Dans le sillage de Miracle et Brother, What If s’impose comme une nouvelle étape dans la trajectoire émotionnelle d’Ady Suleiman. Véritable confession mise en musique, ce single extrait de son très attendu album Chasing s’appuie sur une toile sonore où le jazz se fait fumé et discret, offrant un écrin parfait à la vulnérabilité sans fard de l’artiste britannique.
Dès les premiers accords, What If nous plonge dans ce territoire familier où les pensées hésitent, où l’esprit s’interroge. Suleiman y explore des sensations d’insécurité, qu’elles émergent dans des interactions sociales ou au sein d’une relation amoureuse, comme si chaque et si… ouvrait une porte sur l’intime. Cette introspection n’est pas un simple exercice de style : elle devient le fil rouge d’un artiste qui forge son lien avec l’auditeur par l’honnêteté de ses doutes.

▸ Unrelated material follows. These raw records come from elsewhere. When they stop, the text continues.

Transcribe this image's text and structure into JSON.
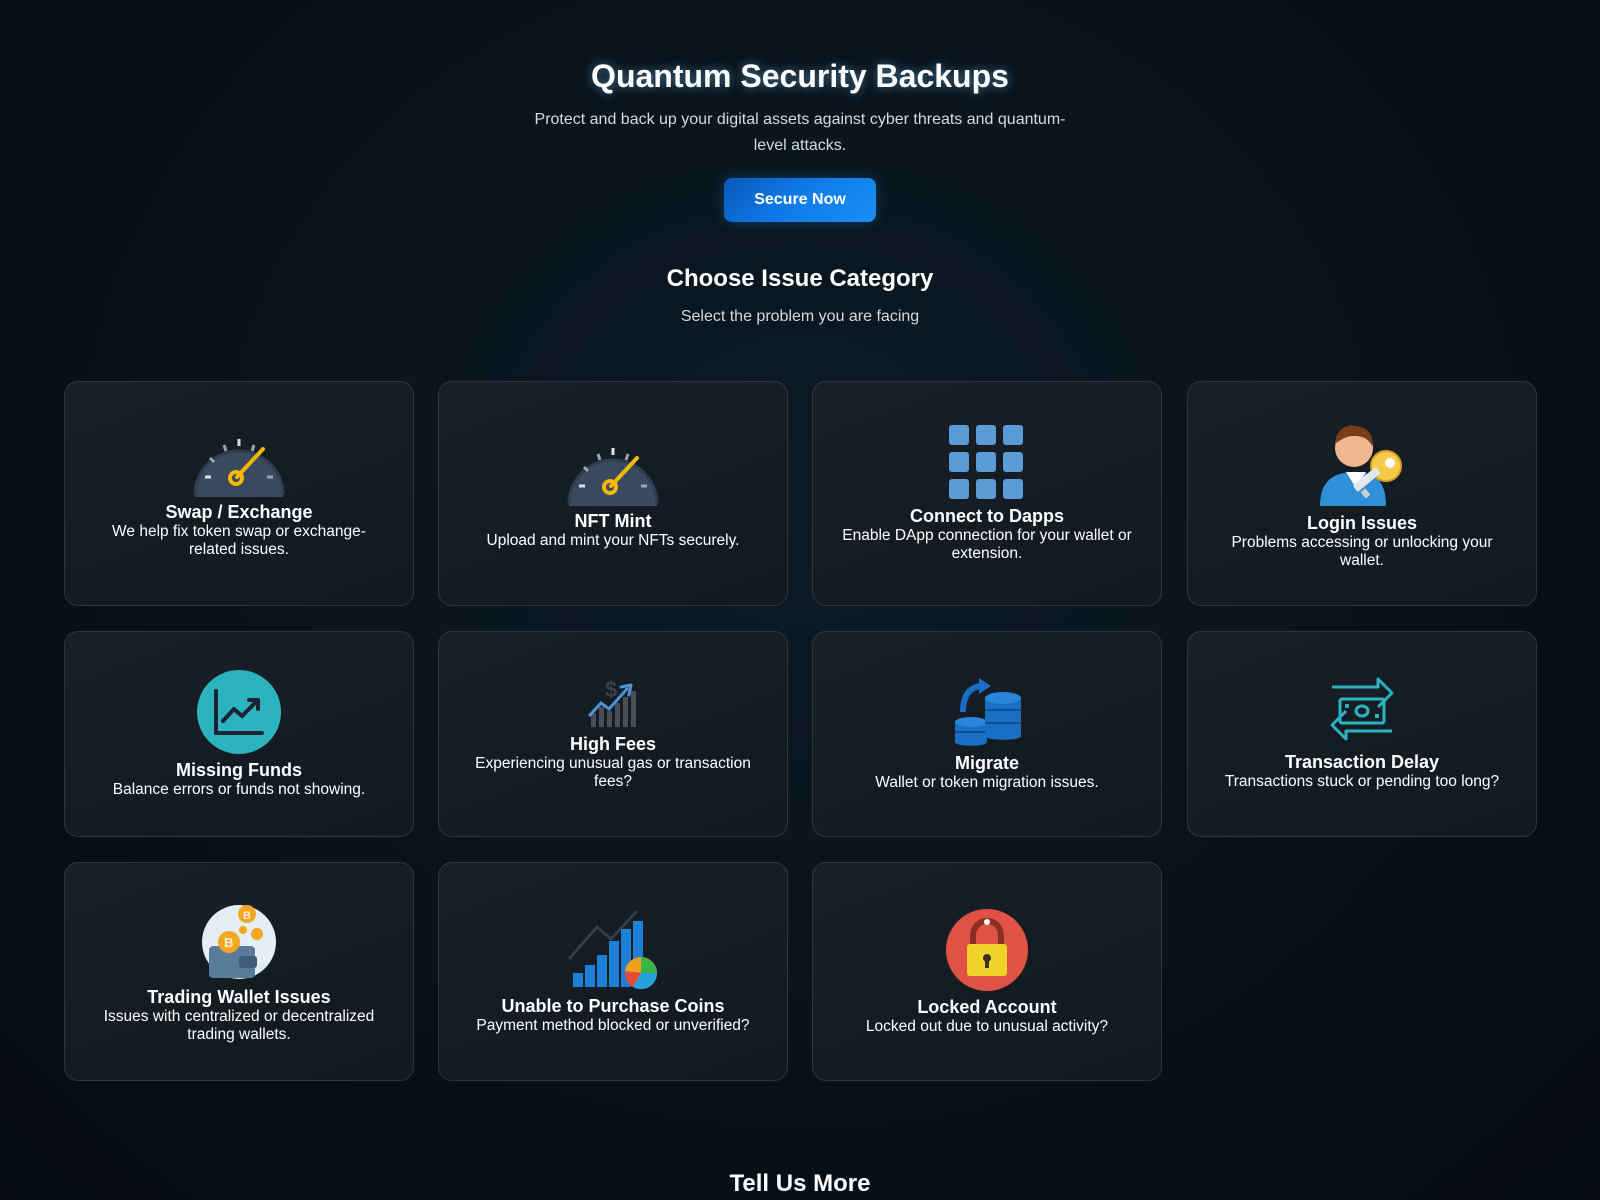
{
  "hero": {
    "title": "Quantum Security Backups",
    "subtitle": "Protect and back up your digital assets against cyber threats and quantum-level attacks.",
    "cta_label": "Secure Now"
  },
  "categories_section": {
    "title": "Choose Issue Category",
    "subtitle": "Select the problem you are facing"
  },
  "cards": [
    {
      "title": "Swap / Exchange",
      "description": "We help fix token swap or exchange-related issues.",
      "icon": "speedometer-icon"
    },
    {
      "title": "NFT Mint",
      "description": "Upload and mint your NFTs securely.",
      "icon": "speedometer-icon"
    },
    {
      "title": "Connect to Dapps",
      "description": "Enable DApp connection for your wallet or extension.",
      "icon": "app-grid-icon"
    },
    {
      "title": "Login Issues",
      "description": "Problems accessing or unlocking your wallet.",
      "icon": "user-key-icon"
    },
    {
      "title": "Missing Funds",
      "description": "Balance errors or funds not showing.",
      "icon": "chart-circle-icon"
    },
    {
      "title": "High Fees",
      "description": "Experiencing unusual gas or transaction fees?",
      "icon": "dollar-chart-icon"
    },
    {
      "title": "Migrate",
      "description": "Wallet or token migration issues.",
      "icon": "database-migrate-icon"
    },
    {
      "title": "Transaction Delay",
      "description": "Transactions stuck or pending too long?",
      "icon": "money-transfer-icon"
    },
    {
      "title": "Trading Wallet Issues",
      "description": "Issues with centralized or decentralized trading wallets.",
      "icon": "wallet-coins-icon"
    },
    {
      "title": "Unable to Purchase Coins",
      "description": "Payment method blocked or unverified?",
      "icon": "bar-pie-chart-icon"
    },
    {
      "title": "Locked Account",
      "description": "Locked out due to unusual activity?",
      "icon": "padlock-icon"
    }
  ],
  "footer_section": {
    "title": "Tell Us More"
  },
  "colors": {
    "background": "#08121a",
    "card_bg": "#161d24",
    "card_border": "#2c3642",
    "accent_blue": "#0d79e8",
    "gauge_needle": "#f5b800",
    "icon_blue": "#5b9bd5",
    "teal": "#2bb3c0",
    "lock_red": "#e74c3c",
    "lock_yellow": "#f1d32a"
  }
}
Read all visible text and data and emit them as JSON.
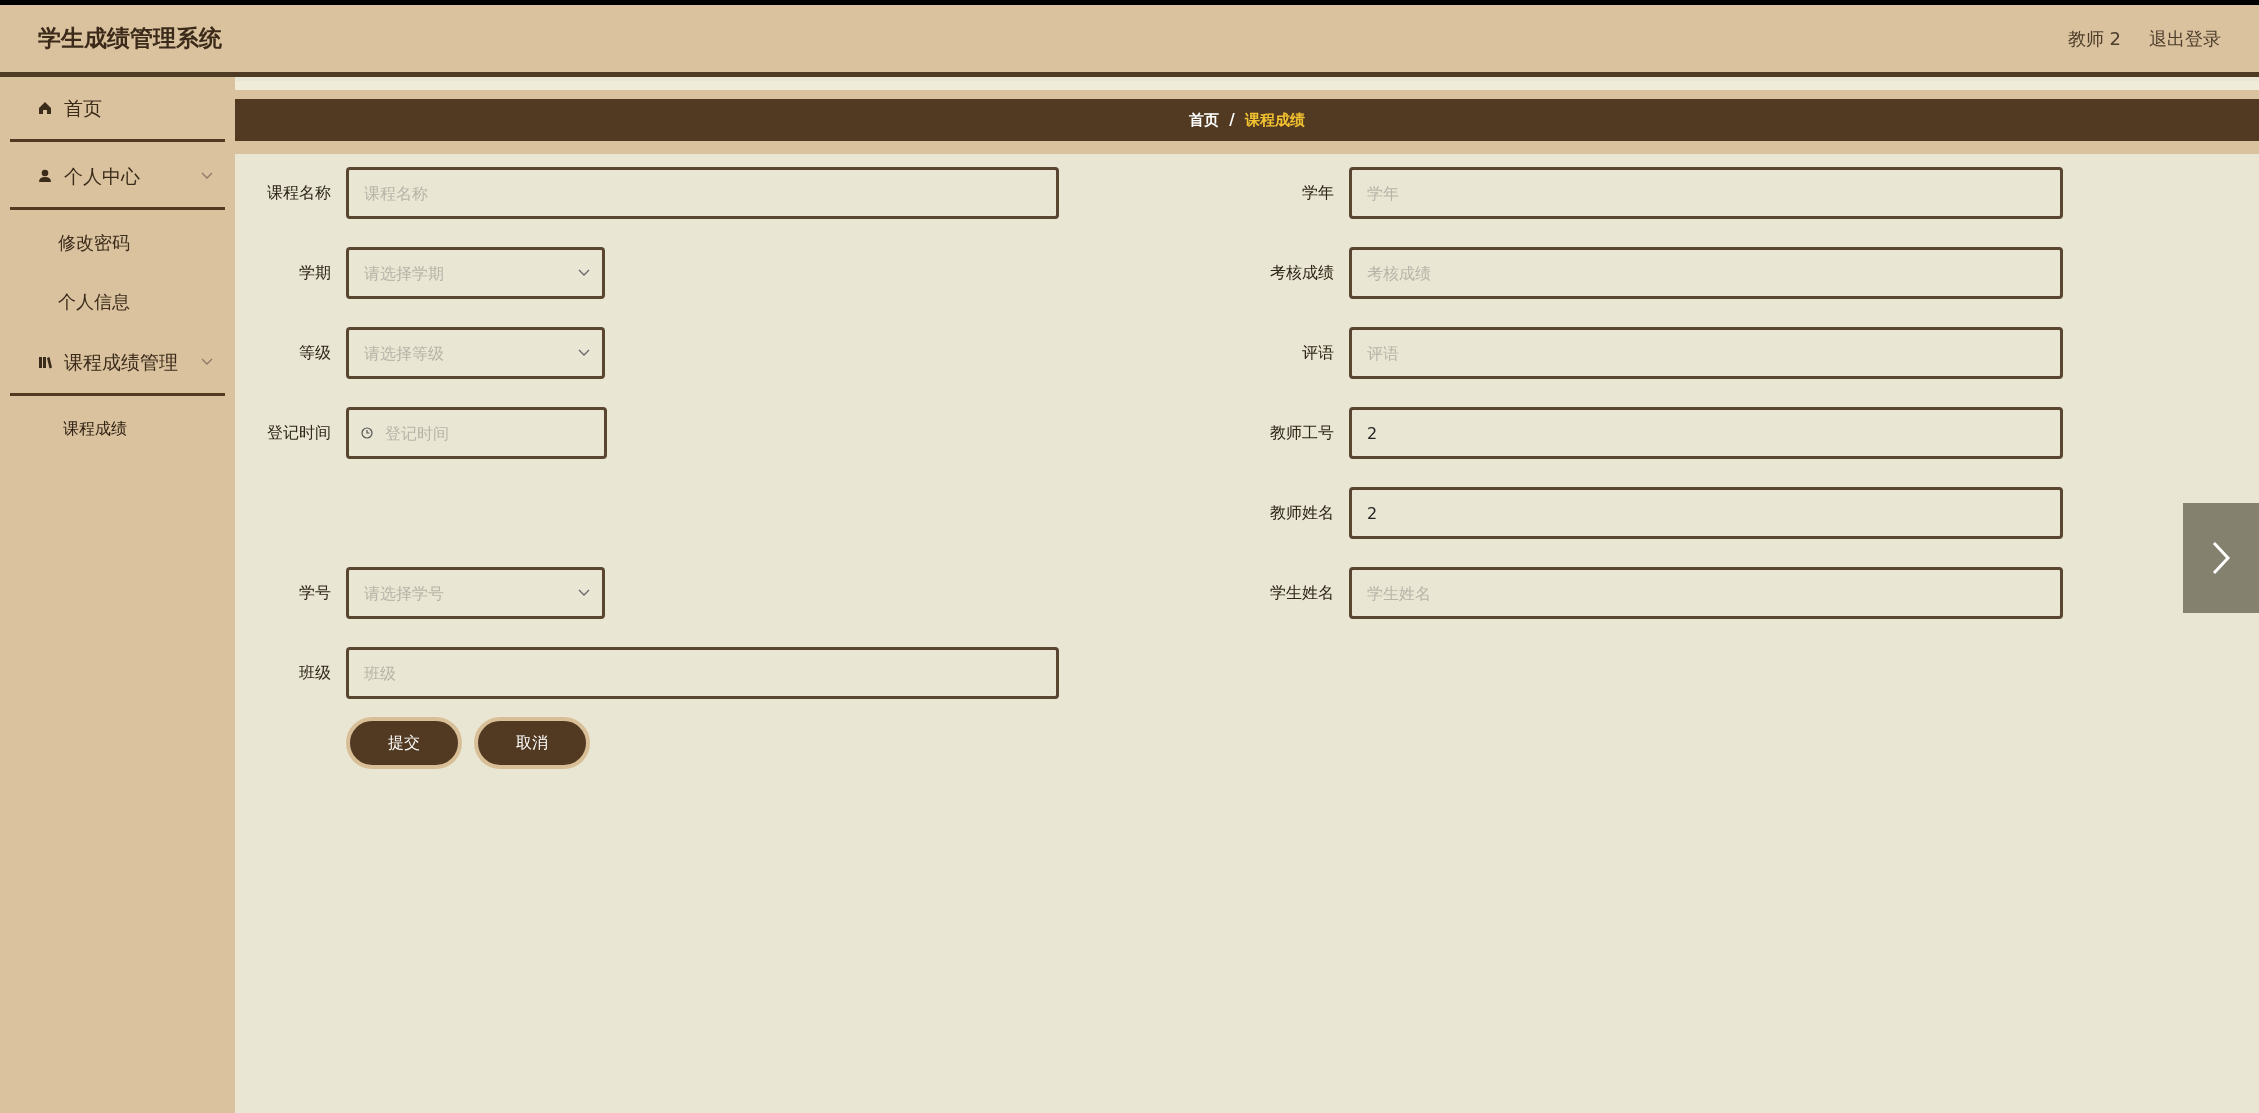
{
  "header": {
    "title": "学生成绩管理系统",
    "user": "教师 2",
    "logout": "退出登录"
  },
  "sidebar": {
    "items": [
      {
        "label": "首页",
        "selected": false
      },
      {
        "label": "个人中心",
        "expanded": true,
        "children": [
          {
            "label": "修改密码",
            "selected": false
          },
          {
            "label": "个人信息",
            "selected": false
          }
        ]
      },
      {
        "label": "课程成绩管理",
        "expanded": true,
        "children": [
          {
            "label": "课程成绩",
            "selected": true
          }
        ]
      }
    ]
  },
  "breadcrumb": {
    "separator": "/",
    "items": [
      {
        "label": "首页",
        "current": false
      },
      {
        "label": "课程成绩",
        "current": true
      }
    ]
  },
  "form": {
    "rows": [
      {
        "left": {
          "label": "课程名称",
          "kind": "text",
          "placeholder": "课程名称"
        },
        "right": {
          "label": "学年",
          "kind": "text",
          "placeholder": "学年"
        }
      },
      {
        "left": {
          "label": "学期",
          "kind": "select",
          "placeholder": "请选择学期"
        },
        "right": {
          "label": "考核成绩",
          "kind": "text",
          "placeholder": "考核成绩"
        }
      },
      {
        "left": {
          "label": "等级",
          "kind": "select",
          "placeholder": "请选择等级"
        },
        "right": {
          "label": "评语",
          "kind": "text",
          "placeholder": "评语"
        }
      },
      {
        "left": {
          "label": "登记时间",
          "kind": "date",
          "placeholder": "登记时间"
        },
        "right": {
          "label": "教师工号",
          "kind": "text",
          "value": "2"
        }
      },
      {
        "right": {
          "label": "教师姓名",
          "kind": "text",
          "value": "2"
        }
      },
      {
        "left": {
          "label": "学号",
          "kind": "select",
          "placeholder": "请选择学号"
        },
        "right": {
          "label": "学生姓名",
          "kind": "text",
          "placeholder": "学生姓名"
        }
      },
      {
        "left": {
          "label": "班级",
          "kind": "text",
          "placeholder": "班级"
        }
      }
    ],
    "buttons": [
      "提交",
      "取消"
    ]
  }
}
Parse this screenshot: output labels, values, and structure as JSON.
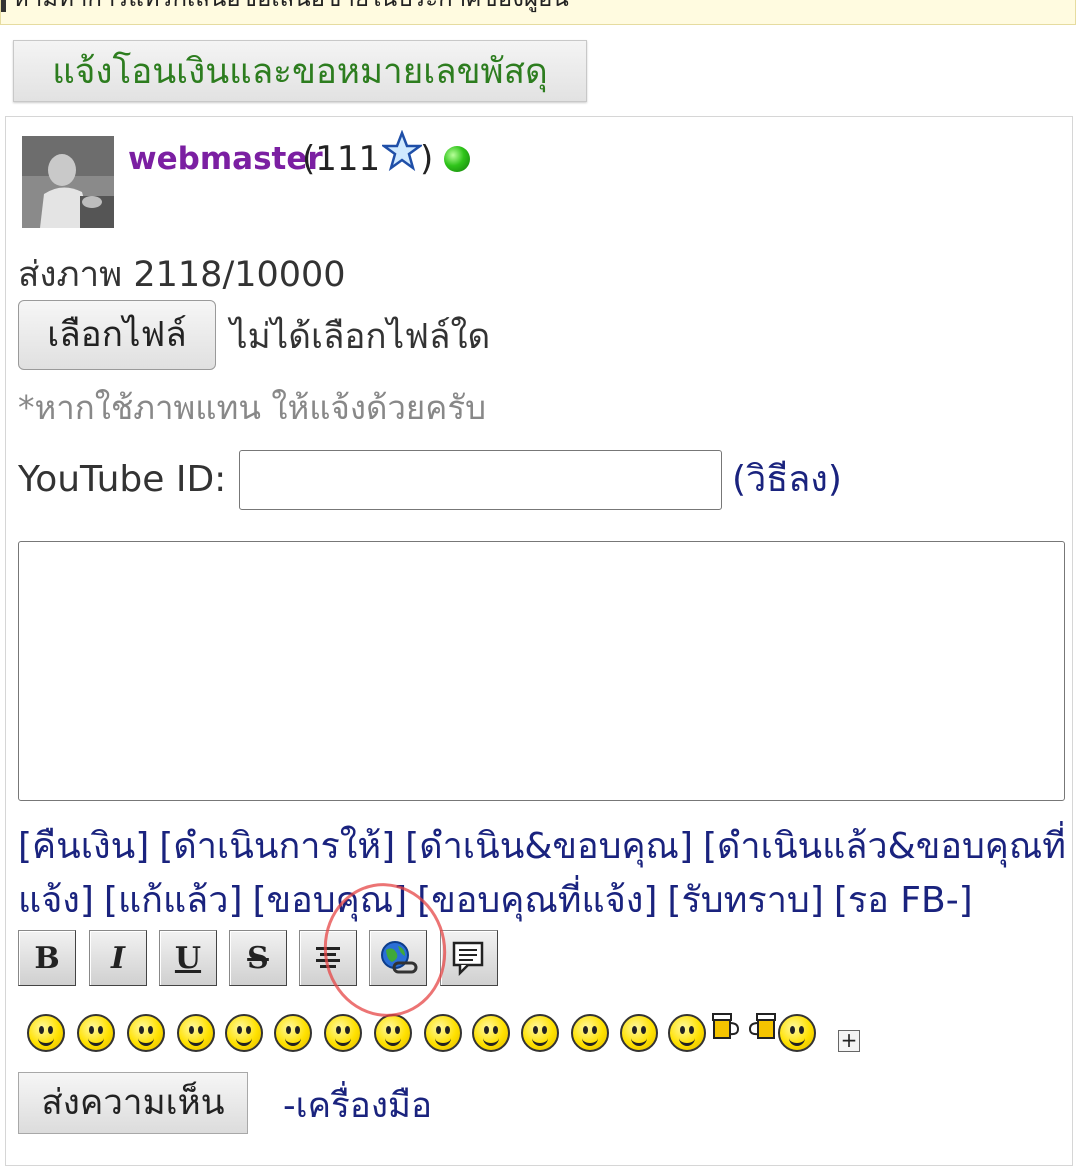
{
  "notice": {
    "text": "ห้ามทำการแทรกเสนอซื้อเสนอขายในประกาศของผู้อื่น"
  },
  "transfer_button": {
    "label": "แจ้งโอนเงินและขอหมายเลขพัสดุ"
  },
  "user": {
    "name": "webmaster",
    "score_open": "(111",
    "score_close": ")",
    "status_color": "#2fc41a"
  },
  "upload": {
    "count_text": "ส่งภาพ 2118/10000",
    "choose_file_label": "เลือกไฟล์",
    "no_file_text": "ไม่ได้เลือกไฟล์ใด",
    "hint": "*หากใช้ภาพแทน ให้แจ้งด้วยครับ"
  },
  "youtube": {
    "label": "YouTube ID:",
    "value": "",
    "howto": "(วิธีลง)"
  },
  "comment": {
    "value": ""
  },
  "quick_replies": [
    "[คืนเงิน]",
    "[ดำเนินการให้]",
    "[ดำเนิน&ขอบคุณ]",
    "[ดำเนินแล้ว&ขอบคุณที่แจ้ง]",
    "[แก้แล้ว]",
    "[ขอบคุณ]",
    "[ขอบคุณที่แจ้ง]",
    "[รับทราบ]",
    "[รอ FB-]"
  ],
  "toolbar": {
    "bold": "B",
    "italic": "I",
    "underline": "U",
    "strike": "S"
  },
  "emoji_more": "+",
  "actions": {
    "submit": "ส่งความเห็น",
    "tools": "-เครื่องมือ"
  },
  "colors": {
    "transfer_text": "#2d7d1f",
    "username": "#7b1fa2",
    "link": "#1a237e",
    "annotation": "#e64646"
  }
}
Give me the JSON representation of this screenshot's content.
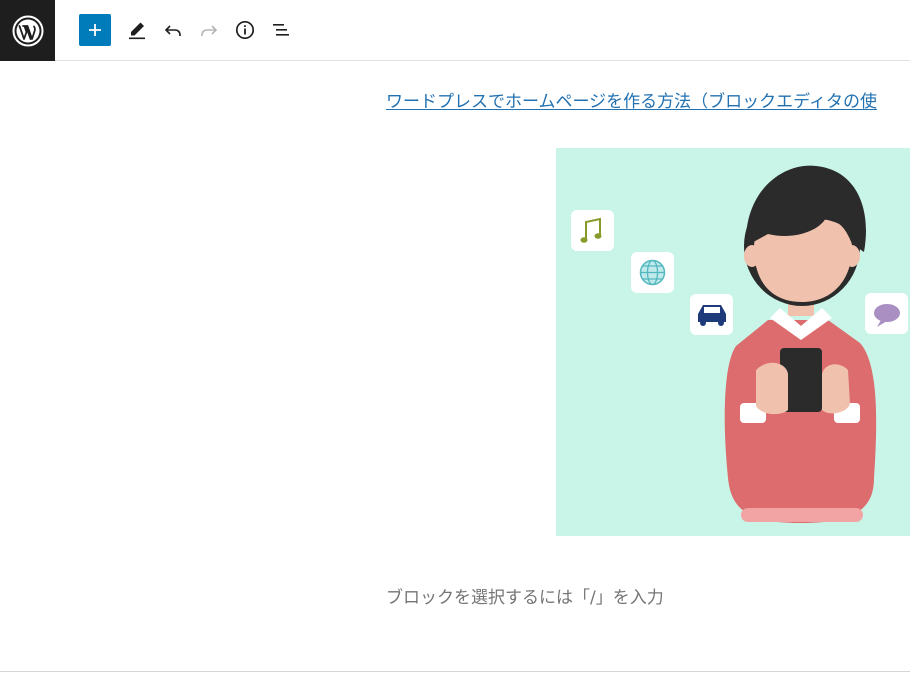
{
  "toolbar": {
    "logo_icon": "wordpress-icon",
    "buttons": [
      {
        "name": "add-block-button",
        "icon": "plus-icon",
        "color": "#007cba"
      },
      {
        "name": "tools-button",
        "icon": "pencil-icon"
      },
      {
        "name": "undo-button",
        "icon": "undo-icon"
      },
      {
        "name": "redo-button",
        "icon": "redo-icon",
        "disabled": true
      },
      {
        "name": "details-button",
        "icon": "info-icon"
      },
      {
        "name": "list-view-button",
        "icon": "list-view-icon"
      }
    ]
  },
  "content": {
    "link_text": "ワードプレスでホームページを作る方法（ブロックエディタの使",
    "image_icons": [
      "music-note-icon",
      "globe-icon",
      "car-icon",
      "speech-bubble-icon"
    ],
    "placeholder": "ブロックを選択するには「/」を入力"
  },
  "colors": {
    "accent": "#007cba",
    "link": "#2271b1",
    "image_bg": "#c8f5e7"
  }
}
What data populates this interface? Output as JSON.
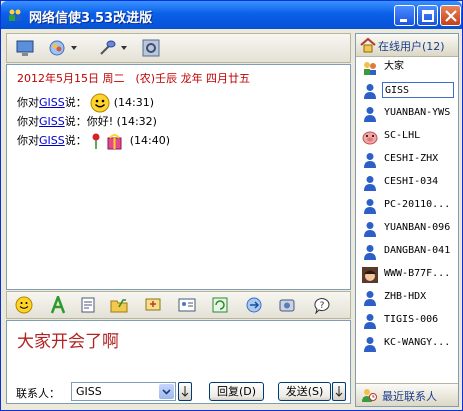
{
  "window": {
    "title": "网络信使3.53改进版"
  },
  "chat": {
    "date_line": "2012年5月15日 周二　(农)壬辰 龙年 四月廿五",
    "messages": [
      {
        "prefix": "你对",
        "user": "GISS",
        "suffix": "说：",
        "content": "",
        "emoticon": "smiley-icon",
        "time": "(14:31)"
      },
      {
        "prefix": "你对",
        "user": "GISS",
        "suffix": "说：",
        "content": "你好!",
        "emoticon": "",
        "time": "(14:32)"
      },
      {
        "prefix": "你对",
        "user": "GISS",
        "suffix": "说：",
        "content": "",
        "emoticon": "rose-gift-icon",
        "time": "(14:40)"
      }
    ]
  },
  "input": {
    "value": "大家开会了啊"
  },
  "bottom": {
    "contact_label": "联系人：",
    "contact_value": "GISS",
    "reply_label": "回复(D)",
    "send_label": "发送(S)"
  },
  "online": {
    "header": "在线用户(12)",
    "users": [
      {
        "name": "大家",
        "icon": "group-icon"
      },
      {
        "name": "GISS",
        "icon": "user-icon",
        "selected": true
      },
      {
        "name": "YUANBAN-YWS",
        "icon": "user-icon"
      },
      {
        "name": "SC-LHL",
        "icon": "pig-avatar-icon"
      },
      {
        "name": "CESHI-ZHX",
        "icon": "user-icon"
      },
      {
        "name": "CESHI-034",
        "icon": "user-icon"
      },
      {
        "name": "PC-20110...",
        "icon": "user-icon"
      },
      {
        "name": "YUANBAN-096",
        "icon": "user-icon"
      },
      {
        "name": "DANGBAN-041",
        "icon": "user-icon"
      },
      {
        "name": "WWW-B77F...",
        "icon": "face-avatar-icon"
      },
      {
        "name": "ZHB-HDX",
        "icon": "user-icon"
      },
      {
        "name": "TIGIS-006",
        "icon": "user-icon"
      },
      {
        "name": "KC-WANGY...",
        "icon": "user-icon"
      }
    ],
    "footer": "最近联系人"
  },
  "colors": {
    "title_blue": "#0A5FE8",
    "date_red": "#C00000",
    "input_red": "#B22222",
    "link_blue": "#0000CC"
  }
}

Musicalement, la production de Miles Clinton James enveloppe les mots d’une atmosphère de club enfumé, oscillant entre soul et jazz moderne, où la voix d’Ady se pose avec une délicatesse qui frôle la confidence. Loin des grands chœurs et des refrains clinquants, What If mise sur l’espace, le vide entre les notes, ces instants de respiration où se matérialisent nos propres hésitations.
Ce morceau s’inscrit dans une phase de renaissance pour Suleiman, revenu après une courte pause avec une série de singles aussi sincères qu’intimes. Chasing s’annonce comme sa déclaration la plus personnelle à ce jour, un album façonné entre Londres et Zanzibar, nourri de thèmes universels : amour, identité, héritage et santé mentale. What If ouvre cette conversation avec une délicatesse qui ne quitte pas l’esprit longtemps après la dernière note.